While still early, 2024 will almost certainly continue to present increased ransomware challenges to Defenders, ranging from traditional and commodity intrusion techniques to the detection and response of emerging vulnerabilities at high risk of exploitation at scale. The plethora of recently discovered vulnerabilities within Ivanti’s applications, and similar vulnerabilities to come, will almost certainly attract a diverse range of threat actors, possibly leading to increased ransomware victims in the coming months. While 2023 will be difficult to “beat” in terms of operational tempo and victim volume, we have not yet seen any indications of successful long-term disruption and degradation of the ransomware economy and expect 2024 to continue the upward trajectory of the preceding year.

The GRIT Ransomware Taxonomy

​​By subdividing ransomware groups, GRIT can obtain more detailed insights into how ransomware groups progress in their level of operational maturity and can classify and identify potential rebranding activity.
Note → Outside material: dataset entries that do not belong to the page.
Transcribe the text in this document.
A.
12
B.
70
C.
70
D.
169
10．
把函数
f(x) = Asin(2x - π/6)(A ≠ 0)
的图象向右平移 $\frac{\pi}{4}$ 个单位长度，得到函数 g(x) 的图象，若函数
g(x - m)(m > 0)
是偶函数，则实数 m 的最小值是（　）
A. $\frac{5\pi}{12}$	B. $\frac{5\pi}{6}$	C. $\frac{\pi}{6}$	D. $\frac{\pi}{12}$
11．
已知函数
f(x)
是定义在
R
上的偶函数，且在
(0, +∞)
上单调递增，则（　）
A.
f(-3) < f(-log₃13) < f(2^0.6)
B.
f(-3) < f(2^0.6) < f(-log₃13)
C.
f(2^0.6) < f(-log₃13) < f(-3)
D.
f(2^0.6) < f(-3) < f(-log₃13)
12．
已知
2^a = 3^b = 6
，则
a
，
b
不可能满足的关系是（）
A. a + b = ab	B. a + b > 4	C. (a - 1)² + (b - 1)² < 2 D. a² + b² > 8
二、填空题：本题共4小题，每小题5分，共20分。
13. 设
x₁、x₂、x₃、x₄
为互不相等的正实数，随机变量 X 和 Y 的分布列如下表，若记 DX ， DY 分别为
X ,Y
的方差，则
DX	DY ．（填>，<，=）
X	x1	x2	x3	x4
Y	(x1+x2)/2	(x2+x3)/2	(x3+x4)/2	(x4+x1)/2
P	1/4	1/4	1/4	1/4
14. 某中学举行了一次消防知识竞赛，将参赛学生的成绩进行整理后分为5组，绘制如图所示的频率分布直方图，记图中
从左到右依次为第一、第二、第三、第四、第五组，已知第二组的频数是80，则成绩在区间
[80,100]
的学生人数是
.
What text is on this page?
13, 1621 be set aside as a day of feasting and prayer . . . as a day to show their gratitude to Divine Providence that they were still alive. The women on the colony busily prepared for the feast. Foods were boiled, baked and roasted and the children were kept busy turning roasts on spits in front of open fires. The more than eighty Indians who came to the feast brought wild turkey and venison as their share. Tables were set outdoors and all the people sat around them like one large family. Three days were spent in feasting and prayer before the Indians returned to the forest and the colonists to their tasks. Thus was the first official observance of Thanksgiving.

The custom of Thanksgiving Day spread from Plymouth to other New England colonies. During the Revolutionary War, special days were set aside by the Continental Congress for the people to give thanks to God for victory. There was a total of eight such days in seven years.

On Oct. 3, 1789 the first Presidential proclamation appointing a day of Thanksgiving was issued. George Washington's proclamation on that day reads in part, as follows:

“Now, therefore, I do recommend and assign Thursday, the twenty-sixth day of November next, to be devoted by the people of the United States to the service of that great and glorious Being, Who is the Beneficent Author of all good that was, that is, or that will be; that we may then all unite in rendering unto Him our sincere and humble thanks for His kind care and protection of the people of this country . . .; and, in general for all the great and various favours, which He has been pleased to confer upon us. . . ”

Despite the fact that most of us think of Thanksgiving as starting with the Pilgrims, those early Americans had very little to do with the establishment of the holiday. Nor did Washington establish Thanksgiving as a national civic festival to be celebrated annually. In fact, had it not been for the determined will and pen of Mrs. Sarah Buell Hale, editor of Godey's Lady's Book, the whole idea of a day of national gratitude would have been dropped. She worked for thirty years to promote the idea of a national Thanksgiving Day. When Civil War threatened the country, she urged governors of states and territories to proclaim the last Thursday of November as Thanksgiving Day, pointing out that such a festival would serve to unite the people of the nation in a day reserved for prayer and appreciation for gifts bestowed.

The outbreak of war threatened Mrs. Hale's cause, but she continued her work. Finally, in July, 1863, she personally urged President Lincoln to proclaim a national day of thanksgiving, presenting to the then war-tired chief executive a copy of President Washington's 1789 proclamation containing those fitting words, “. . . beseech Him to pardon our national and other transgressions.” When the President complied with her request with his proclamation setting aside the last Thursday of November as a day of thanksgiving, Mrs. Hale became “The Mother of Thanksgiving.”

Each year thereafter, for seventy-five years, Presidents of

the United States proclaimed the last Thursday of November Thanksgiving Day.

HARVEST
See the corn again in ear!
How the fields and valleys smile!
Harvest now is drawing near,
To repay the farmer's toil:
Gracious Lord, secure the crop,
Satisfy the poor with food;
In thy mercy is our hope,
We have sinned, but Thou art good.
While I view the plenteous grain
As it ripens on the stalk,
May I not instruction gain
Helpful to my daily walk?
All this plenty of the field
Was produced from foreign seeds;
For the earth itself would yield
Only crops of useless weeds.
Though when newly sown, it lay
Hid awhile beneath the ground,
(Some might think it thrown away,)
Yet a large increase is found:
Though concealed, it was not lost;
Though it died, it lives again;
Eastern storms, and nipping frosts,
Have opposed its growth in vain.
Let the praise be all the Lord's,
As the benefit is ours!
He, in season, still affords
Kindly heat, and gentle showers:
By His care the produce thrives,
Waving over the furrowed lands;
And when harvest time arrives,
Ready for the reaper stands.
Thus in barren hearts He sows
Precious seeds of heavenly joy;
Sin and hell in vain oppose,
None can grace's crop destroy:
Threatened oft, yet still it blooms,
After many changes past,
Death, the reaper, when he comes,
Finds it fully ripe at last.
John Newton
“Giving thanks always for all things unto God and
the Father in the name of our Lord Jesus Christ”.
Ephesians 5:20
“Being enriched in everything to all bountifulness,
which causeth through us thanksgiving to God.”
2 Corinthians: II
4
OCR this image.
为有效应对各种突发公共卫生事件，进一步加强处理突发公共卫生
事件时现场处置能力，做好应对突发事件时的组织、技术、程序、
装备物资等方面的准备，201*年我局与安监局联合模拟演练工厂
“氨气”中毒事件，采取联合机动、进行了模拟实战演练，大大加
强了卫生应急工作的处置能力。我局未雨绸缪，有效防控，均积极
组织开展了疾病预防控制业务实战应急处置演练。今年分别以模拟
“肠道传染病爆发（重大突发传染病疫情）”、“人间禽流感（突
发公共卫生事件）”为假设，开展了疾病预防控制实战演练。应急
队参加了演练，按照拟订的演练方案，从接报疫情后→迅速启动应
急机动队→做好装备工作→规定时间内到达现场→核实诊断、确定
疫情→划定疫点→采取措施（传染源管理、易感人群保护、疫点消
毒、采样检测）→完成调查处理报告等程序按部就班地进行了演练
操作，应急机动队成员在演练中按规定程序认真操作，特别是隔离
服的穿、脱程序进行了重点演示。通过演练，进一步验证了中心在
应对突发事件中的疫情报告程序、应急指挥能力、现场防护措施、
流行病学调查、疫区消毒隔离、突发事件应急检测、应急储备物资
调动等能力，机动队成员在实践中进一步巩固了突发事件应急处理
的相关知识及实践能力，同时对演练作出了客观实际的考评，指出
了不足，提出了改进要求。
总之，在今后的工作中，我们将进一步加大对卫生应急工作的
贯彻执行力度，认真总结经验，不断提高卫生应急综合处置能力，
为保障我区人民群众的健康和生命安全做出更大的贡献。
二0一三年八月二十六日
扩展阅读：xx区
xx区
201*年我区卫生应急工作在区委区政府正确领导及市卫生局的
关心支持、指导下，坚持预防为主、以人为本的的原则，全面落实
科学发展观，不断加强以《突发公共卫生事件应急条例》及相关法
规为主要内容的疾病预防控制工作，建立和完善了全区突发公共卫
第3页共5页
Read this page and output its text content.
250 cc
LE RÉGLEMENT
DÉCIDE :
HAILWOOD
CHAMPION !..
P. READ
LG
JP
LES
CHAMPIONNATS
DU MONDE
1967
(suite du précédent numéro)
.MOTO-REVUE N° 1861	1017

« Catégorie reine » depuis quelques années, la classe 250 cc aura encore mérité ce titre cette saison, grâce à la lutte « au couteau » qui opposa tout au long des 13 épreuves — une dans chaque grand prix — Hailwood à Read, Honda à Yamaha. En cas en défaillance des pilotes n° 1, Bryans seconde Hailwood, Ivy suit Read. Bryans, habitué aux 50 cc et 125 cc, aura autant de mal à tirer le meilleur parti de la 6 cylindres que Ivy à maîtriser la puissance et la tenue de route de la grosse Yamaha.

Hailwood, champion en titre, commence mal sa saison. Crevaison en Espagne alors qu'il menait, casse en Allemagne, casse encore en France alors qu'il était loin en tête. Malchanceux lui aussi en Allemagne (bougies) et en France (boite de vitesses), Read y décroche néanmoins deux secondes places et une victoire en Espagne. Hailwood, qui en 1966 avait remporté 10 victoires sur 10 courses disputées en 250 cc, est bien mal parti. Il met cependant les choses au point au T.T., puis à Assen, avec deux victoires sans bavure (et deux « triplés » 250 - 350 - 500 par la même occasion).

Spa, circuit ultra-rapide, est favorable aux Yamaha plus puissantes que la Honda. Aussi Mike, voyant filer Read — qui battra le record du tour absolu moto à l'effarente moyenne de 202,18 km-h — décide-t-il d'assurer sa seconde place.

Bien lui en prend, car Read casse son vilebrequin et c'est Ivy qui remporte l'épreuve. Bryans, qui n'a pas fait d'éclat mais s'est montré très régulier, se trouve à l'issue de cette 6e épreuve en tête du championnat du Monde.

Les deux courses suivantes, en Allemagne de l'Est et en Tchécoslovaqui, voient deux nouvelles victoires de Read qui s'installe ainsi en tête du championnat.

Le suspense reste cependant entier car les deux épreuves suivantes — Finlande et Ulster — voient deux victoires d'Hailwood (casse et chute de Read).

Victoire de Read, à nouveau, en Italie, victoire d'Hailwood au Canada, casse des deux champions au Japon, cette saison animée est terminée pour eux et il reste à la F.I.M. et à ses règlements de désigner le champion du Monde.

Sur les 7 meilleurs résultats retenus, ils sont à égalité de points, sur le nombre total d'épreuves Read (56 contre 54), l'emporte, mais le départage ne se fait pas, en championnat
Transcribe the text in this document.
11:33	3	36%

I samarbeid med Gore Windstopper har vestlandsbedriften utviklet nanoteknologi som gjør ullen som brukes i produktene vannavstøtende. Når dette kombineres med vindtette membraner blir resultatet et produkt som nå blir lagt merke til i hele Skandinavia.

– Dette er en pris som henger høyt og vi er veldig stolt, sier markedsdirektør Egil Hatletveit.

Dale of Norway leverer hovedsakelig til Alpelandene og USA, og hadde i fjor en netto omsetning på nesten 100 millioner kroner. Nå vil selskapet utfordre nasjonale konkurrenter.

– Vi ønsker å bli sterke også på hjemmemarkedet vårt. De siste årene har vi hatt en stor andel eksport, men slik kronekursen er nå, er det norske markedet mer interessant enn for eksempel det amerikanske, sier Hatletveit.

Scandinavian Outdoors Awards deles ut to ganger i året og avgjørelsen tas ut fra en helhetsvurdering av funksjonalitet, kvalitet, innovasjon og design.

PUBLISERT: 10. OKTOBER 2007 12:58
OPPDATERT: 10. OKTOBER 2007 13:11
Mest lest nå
We distinguish ransomware groups by placing them into these six categories:

EMERGING

This category is reserved for new ransomware groups within their first three months of operations. These organizations may be short-lived, resulting in an Ephemeral group; may be determined to have Splintered or Rebranded from an Established group; or may move on to further develop their operations and TTPs over time.

EPHEMERAL

These groups are short-lived, with varied but low victim rates. Observed victims are usually posted in a single or short series of large postings rather than a continuous flow over time. Ephemeral groups, by definition, terminate operations, spin-off, or rebrand within three months of formation. These groups may or may not have dedicated infrastructure (i.e., data leak sites and chat support) as part of their operations.

DEVELOPING

These groups have conducted operations for three months or longer, resulting in a recurring flow of victims. Developing groups do not appear to be directly linked to other ransomware groups as a Splinter or Rebrand but may include some experienced ransomware operators. Developing groups generally improve their people, processes, or technology over time by recruiting additional members, refining TTPs, or improving the quality of their associated ransomware and encryption. These groups generally have dedicated infrastructure (i.e., data leak sites and chat support) as part of their operations.

SPLINTER

These groups consist of a plurality of members from previously Developing or Established groups and may have formed either by choice or due to exclusion. These groups may be identified by very similar or overlapping TTPs and tooling or through HUMINT gathered through interactions with personas on the deep and dark web. Splinter groups differ from Rebrands by the continued existence of the original organization as the Splinter group operates.

REBRAND

These groups consist in whole, or in part, of former Developing or Established groups. Rebrands often maintain the same people, processes, and technology as the original group. Rebrands are generally undertaken in order to minimize attention from law enforcement or intelligence officials or to avoid negative publicity. 

ESTABLISHED

These groups have operated successfully for at least nine months and have well-defined and consistent tactics, techniques, and procedures. Established groups often possess functional business units that enable sustained ransomware operations, with specialists focused on areas such as personnel, encryption, negotiations, etc. These organizations successfully employ technology and redundant infrastructure to support their operations. 

There are multiple routes a group can take through the various classifications, and no one route is standard. While one group may begin as “Ephemeral” and move their way through the ranks to “Full-time,” another group may enter as a “Rebrand” as part of a larger obfuscation strategy to avoid attention from law enforcement.